Les fils électriques et tout ce qui traîne dans le champ
Cinquième erreur : les intrus. Fils électriques qui barrent le ciel sur la photo de façade, multiprise au pied du canapé, poubelles devant le portail, voiture garée en plein cadre. Chacun de ces détails tire l’œil et parasite la lecture du bien. Sur une belle maison, un faisceau de câbles en travers du ciel peut suffire à gâcher la photo principale.
Avant de déclencher, faites lentement le tour du cadre, coin par coin. Ce qui n’a pas pu être déplacé se retire après coup : l’outil Supprimer les fils électriques de Roona efface câbles et poteaux disgracieux, puis reconstruit le ciel derrière. Attention en revanche à ne jamais effacer un élément permanent du bien, comme un pylône voisin : ce serait tromper l’acheteur.
Le ciel gris qui éteint la façade
Sixième erreur : publier la photo extérieure prise sous un ciel blanc de novembre. Même maison, même angle : sous un ciel bleu elle paraît accueillante, sous un ciel gris elle semble triste et humide. Le ciel occupe parfois la moitié de l’image, son influence est énorme. Or personne n’attend trois mois le bon créneau météo pour publier son annonce.
La retouche règle cela honnêtement : l’outil Ciel magique remplace le ciel bouché par un ciel dégagé crédible et ajuste la lumière de la façade pour que l’ensemble reste naturel. Le bien n’est pas modifié, seule la météo l’est. C’est le même bien un jour de beau temps, ni plus ni moins.
La septième erreur : les détails qui trahissent
Dernière erreur, la plus embarrassante : les détails oubliés. Le photographe qui apparaît dans le miroir de la salle de bains, la lunette des toilettes levée, le linge qui sèche dans le salon, l’écran de télévision allumé sur un match. Ces détails signent une annonce bâclée, et l’acheteur en déduit, à tort ou à raison, un bien mal entretenu.
La parade tient en une habitude : après chaque photo, regardez-la en grand sur l’écran avant de passer à la pièce suivante.
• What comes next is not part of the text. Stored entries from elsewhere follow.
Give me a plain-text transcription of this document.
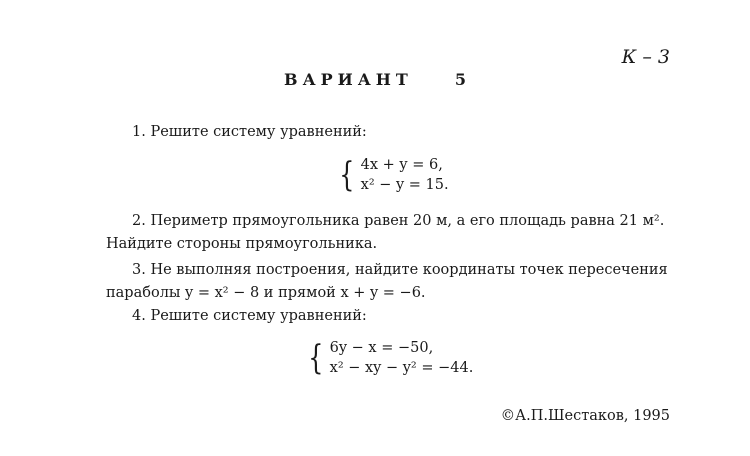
К – 3
ВАРИАНТ	5
1. Решите систему уравнений:
{ 4x + y = 6,
x² − y = 15.
2. Периметр прямоугольника равен 20 м, а его площадь равна 21 м².
Найдите стороны прямоугольника.
3. Не выполняя построения, найдите координаты точек пересечения
параболы y = x² − 8 и прямой x + y = −6.
4. Решите систему уравнений:
{ 6y − x = −50,
x² − xy − y² = −44.
©А.П.Шестаков, 1995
Dix secondes de vérification évitent une retouche, ou pire, une annonce publiée avec votre reflet en pyjama. Les agents chevronnés font cette relecture d’image systématiquement. Prenez le pli dès la première pièce.
Corriger, oui ; maquiller, non
Toutes ces corrections partagent une limite : elles doivent rendre la photo fidèle à ce que verrait un visiteur un jour favorable, pas fabriquer un bien qui n’existe pas. Éclaircir une pièce réellement lumineuse, oui. Éclaircir une cave borgne pour la faire passer pour une chambre, non. La frontière est simple : la visite ne doit jamais décevoir.
Le meilleur test reste le regard extérieur. Montrez vos photos corrigées à quelqu’un qui connaît le bien et demandez-lui si c’est ressemblant. Si la réponse est « oui, un beau jour », publiez. Si c’est « on dirait un autre endroit », vous êtes allé trop loin. Une bonne photo d’annonce attire des visites ; une photo trompeuse ne produit que des déceptions.